Una noche abrí su puerta, me quedé al umbral. Dentro, oscuridad y la luz naranja filtrada de las farolas. La mesa, la cama sin recoger, alguna ropa suya pendiente de repartir.
Pensé: ¿Qué dirías ahora, mamá? ¿De la carpeta, de aquella noche, de todo?
Creo que sonreiría levemente y me diría: Muy bien hecho.
Nada más. Sabía decir mucho con poco.
***
Hace poco, Alberto me propuso renovar la habitación. Ya va tocando: las paredes necesitan otra cara. Acepté. Fuimos a un almacén, elegimos juntos. Él quería gris, yo tonos cálidos. Al final, intermedio: gris cálido. Ni su opción, ni la mía, pero ambos de acuerdo.
Haremos la obra en mayo.
Carmen preguntó si necesitábamos ayuda. Alberto dijo: Vamos nosotros. Ella asintió. Eso también significa algo.

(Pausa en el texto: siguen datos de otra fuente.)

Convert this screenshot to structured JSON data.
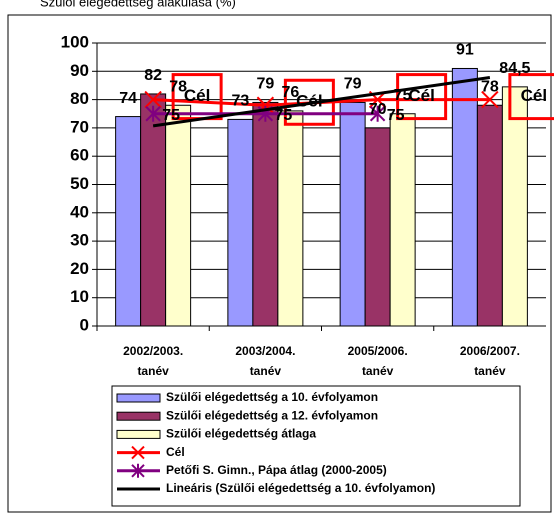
{
  "chart_data": {
    "type": "bar",
    "title": "Szülői elégedettség alakulása (%)",
    "categories": [
      [
        "2002/2003.",
        "tanév"
      ],
      [
        "2003/2004.",
        "tanév"
      ],
      [
        "2005/2006.",
        "tanév"
      ],
      [
        "2006/2007.",
        "tanév"
      ]
    ],
    "ylim": [
      0,
      100
    ],
    "yticks": [
      0,
      10,
      20,
      30,
      40,
      50,
      60,
      70,
      80,
      90,
      100
    ],
    "grid": true,
    "legend": "bottom",
    "series": [
      {
        "name": "Szülői elégedettség a 10. évfolyamon",
        "type": "bar",
        "color": "#9999ff",
        "values": [
          74,
          73,
          79,
          91
        ]
      },
      {
        "name": "Szülői elégedettség a 12. évfolyamon",
        "type": "bar",
        "color": "#993366",
        "values": [
          82,
          79,
          70,
          78
        ]
      },
      {
        "name": "Szülői elégedettség átlaga",
        "type": "bar",
        "color": "#ffffcc",
        "values": [
          78,
          76,
          75,
          84.5
        ],
        "value_labels": [
          "78",
          "76",
          "75",
          "84,5"
        ]
      },
      {
        "name": "Cél",
        "type": "line",
        "color": "#ff0000",
        "marker": "x",
        "values": [
          80,
          78,
          80,
          80
        ]
      },
      {
        "name": "Petőfi S. Gimn., Pápa átlag (2000-2005)",
        "type": "line",
        "color": "#800080",
        "marker": "star",
        "values": [
          75,
          75,
          75,
          null
        ]
      },
      {
        "name": "Lineáris (Szülői elégedettség a 10. évfolyamon)",
        "type": "line",
        "color": "#000000",
        "values": [
          70.7,
          76.4,
          82.1,
          87.8
        ]
      }
    ]
  }
}
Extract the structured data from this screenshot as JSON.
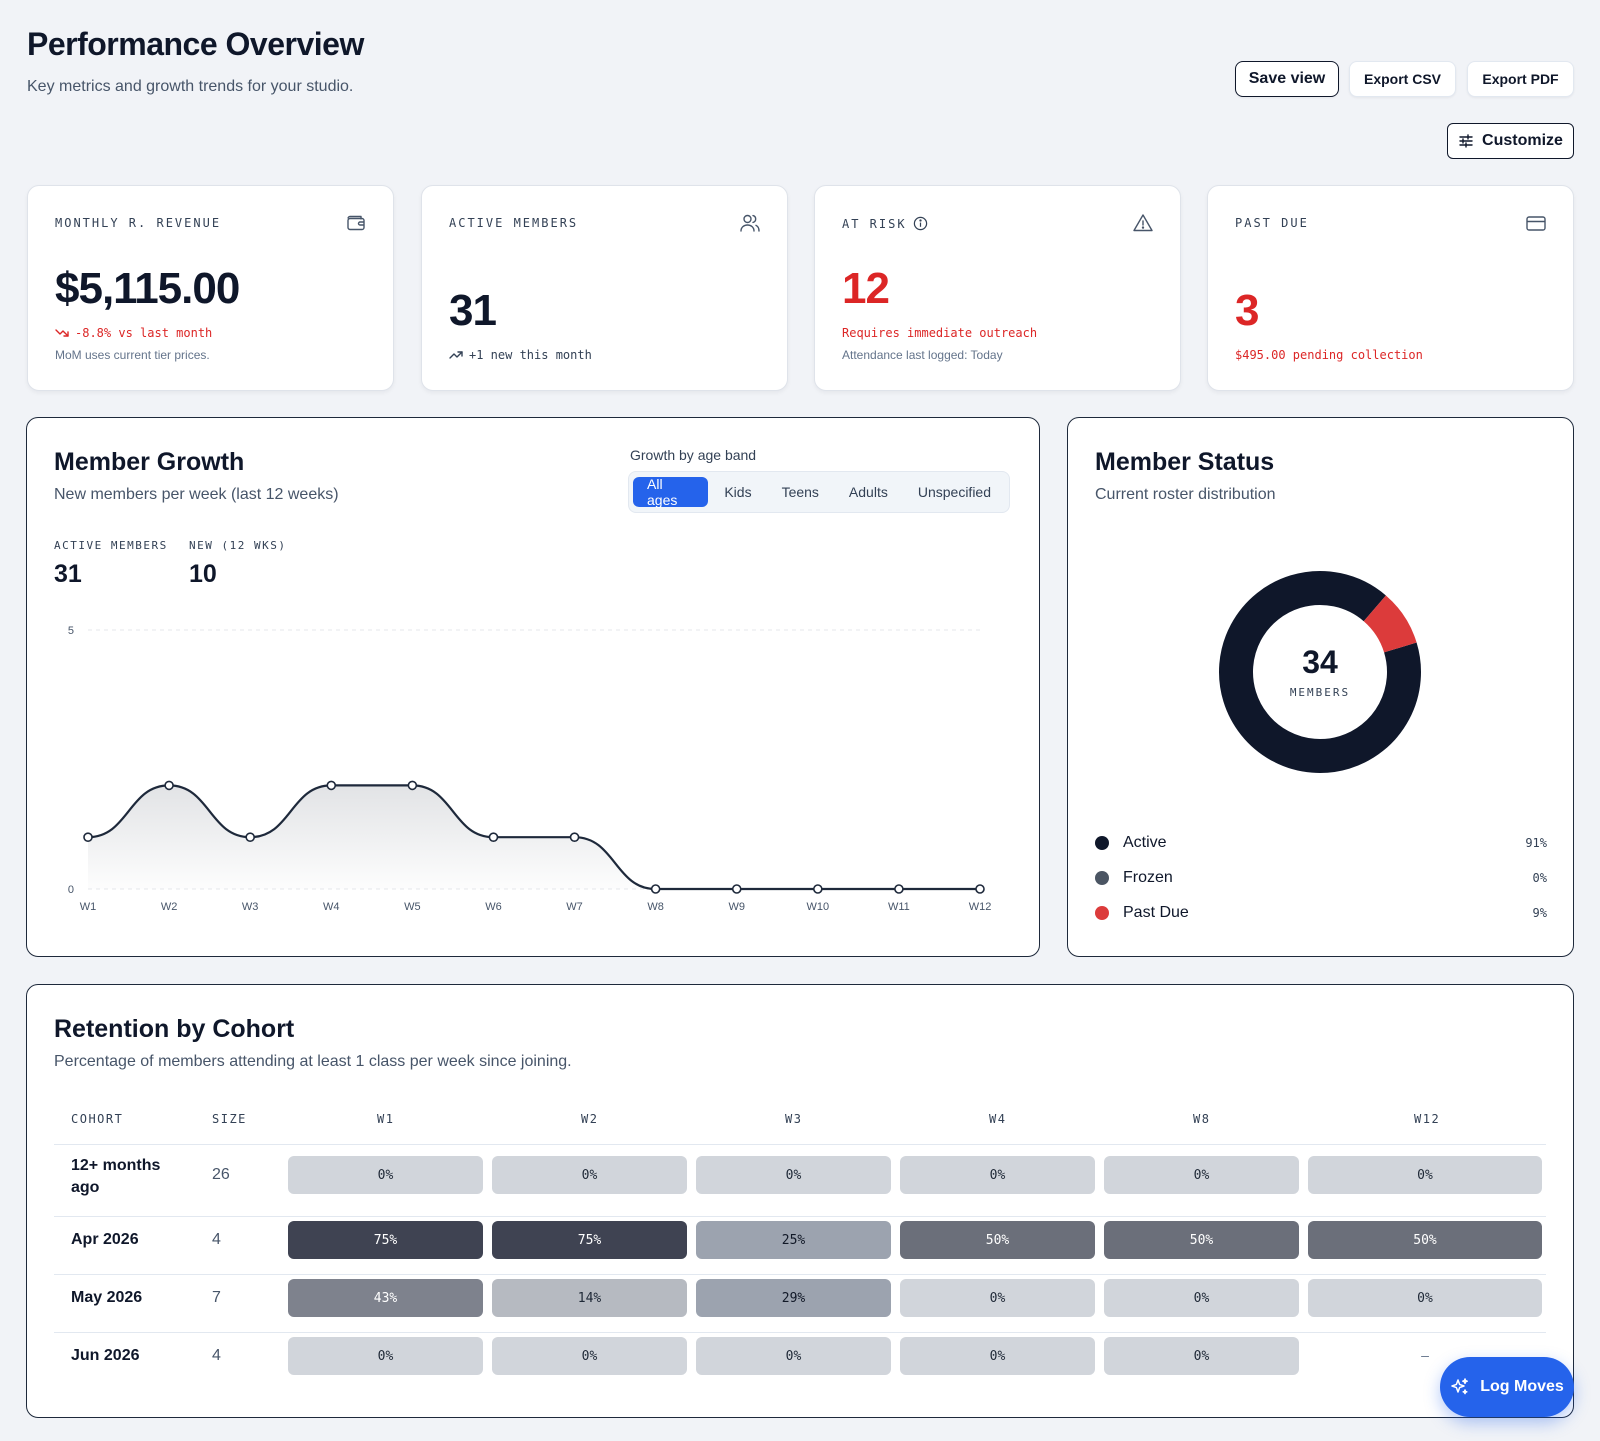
{
  "header": {
    "title": "Performance Overview",
    "subtitle": "Key metrics and growth trends for your studio.",
    "save_view": "Save view",
    "export_csv": "Export CSV",
    "export_pdf": "Export PDF",
    "customize": "Customize"
  },
  "kpis": {
    "mrr": {
      "label": "MONTHLY R. REVENUE",
      "value": "$5,115.00",
      "delta": "-8.8% vs last month",
      "note": "MoM uses current tier prices.",
      "icon": "wallet-icon"
    },
    "active": {
      "label": "ACTIVE MEMBERS",
      "value": "31",
      "delta": "+1 new this month",
      "icon": "users-icon"
    },
    "at_risk": {
      "label": "AT RISK",
      "value": "12",
      "alert": "Requires immediate outreach",
      "note": "Attendance last logged: Today",
      "icon": "alert-triangle-icon"
    },
    "past_due": {
      "label": "PAST DUE",
      "value": "3",
      "alert": "$495.00 pending collection",
      "icon": "credit-card-icon"
    }
  },
  "growth": {
    "title": "Member Growth",
    "subtitle": "New members per week (last 12 weeks)",
    "band_label": "Growth by age band",
    "bands": [
      "All ages",
      "Kids",
      "Teens",
      "Adults",
      "Unspecified"
    ],
    "selected_band": "All ages",
    "stats": [
      {
        "label": "ACTIVE MEMBERS",
        "value": "31"
      },
      {
        "label": "NEW (12 WKS)",
        "value": "10"
      }
    ]
  },
  "chart_data": {
    "type": "area",
    "categories": [
      "W1",
      "W2",
      "W3",
      "W4",
      "W5",
      "W6",
      "W7",
      "W8",
      "W9",
      "W10",
      "W11",
      "W12"
    ],
    "values": [
      1,
      2,
      1,
      2,
      2,
      1,
      1,
      0,
      0,
      0,
      0,
      0
    ],
    "ylim": [
      0,
      5
    ],
    "yticks": [
      "0",
      "5"
    ],
    "grid": true,
    "color": "#1e293b"
  },
  "status": {
    "title": "Member Status",
    "subtitle": "Current roster distribution",
    "total": "34",
    "total_label": "MEMBERS",
    "segments": [
      {
        "name": "Active",
        "pct": "91%",
        "share": 0.91,
        "color": "#0f172a"
      },
      {
        "name": "Frozen",
        "pct": "0%",
        "share": 0,
        "color": "#4b5563"
      },
      {
        "name": "Past Due",
        "pct": "9%",
        "share": 0.09,
        "color": "#dc3b3b"
      }
    ]
  },
  "retention": {
    "title": "Retention by Cohort",
    "subtitle": "Percentage of members attending at least 1 class per week since joining.",
    "columns": [
      "COHORT",
      "SIZE",
      "W1",
      "W2",
      "W3",
      "W4",
      "W8",
      "W12"
    ],
    "rows": [
      {
        "cohort": "12+ months ago",
        "size": "26",
        "cells": [
          "0%",
          "0%",
          "0%",
          "0%",
          "0%",
          "0%"
        ]
      },
      {
        "cohort": "Apr 2026",
        "size": "4",
        "cells": [
          "75%",
          "75%",
          "25%",
          "50%",
          "50%",
          "50%"
        ]
      },
      {
        "cohort": "May 2026",
        "size": "7",
        "cells": [
          "43%",
          "14%",
          "29%",
          "0%",
          "0%",
          "0%"
        ]
      },
      {
        "cohort": "Jun 2026",
        "size": "4",
        "cells": [
          "0%",
          "0%",
          "0%",
          "0%",
          "0%",
          "–"
        ]
      }
    ]
  },
  "fab": {
    "label": "Log Moves",
    "icon": "sparkles-icon"
  }
}
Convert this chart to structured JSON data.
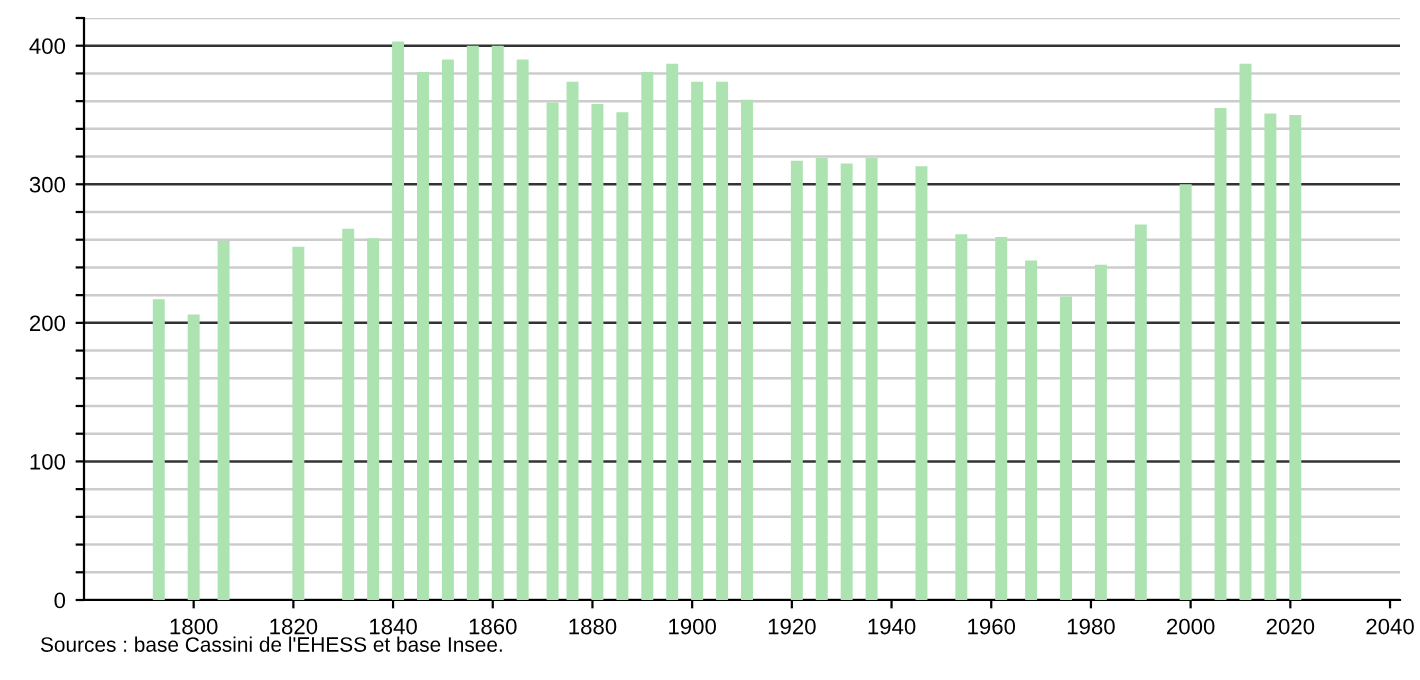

Hay otra cosa que quiero decir, porque callarla sería injusto.
Cuando Carmen me llamó forastera, noté dentro algo que aún no se ha ido del todo. No ya dolor, es más bien ese amargor cansado. Diecisiete años. No soy la nuera perfecta, tengo mi genio, pero soy real, no finjo. Tras diecisiete años, escuchar que eres de fuera duele.
Sé que no tiene razón. Lo sé seguro. Pero que sea mentira no evita que esas palabras dejen huella.
Así es la vida. Uno aprende a convivir con ello.
***
El último sábado cenamos los tres juntos. Alberto cocinó pescado, yo hice ensalada, Carmen trajo su tele mini de la habitación y la puso bajito en la cocina.
Charlamos como siempre: Alberto contó una anécdota del trabajo, todos reímos aunque Carmen no pilló el principio. Dijo: El pescado está riquísimo, hijo. Él: Es el mercado, que tenía buen género. Ella sonrió otra vez.
Pensé: así se ve una familia: imperfecta, con historia, pero capaz de seguir adelante.
Recogimos la mesa, puse los platos en el lavavajillas, Carmen volvió a su habitación y Alberto se quedó a ayudar.
Ha sido una buena cena dijo.
Sí respondí.
Guardó los platos, me miró:
Lucía, ¿te arrepientes de algo? De cómo nos han salido las cosas.
Apagué el grifo, cogí el paño, medité unos segundos.
No. No me arrepiento.
Asintió, colgó el paño.
Yo tampoco dijo. Y se fue al dormitorio.
Me quedé un rato. Miré por la ventana: los chopos del parque, tiernos y verdes, recién brotados como cada mayo.
La carpeta azul seguía en la estantería.
La habitación de mi madre estaba cerrada.
El cambio en el dormitorio, será en mayo.
***
Y al final, pienso: saber poner límites, defender lo nuestro con calma y vivir con honestidad es también una manera de cuidar a quienes queremos y de cuidarnos a nosotros mismos.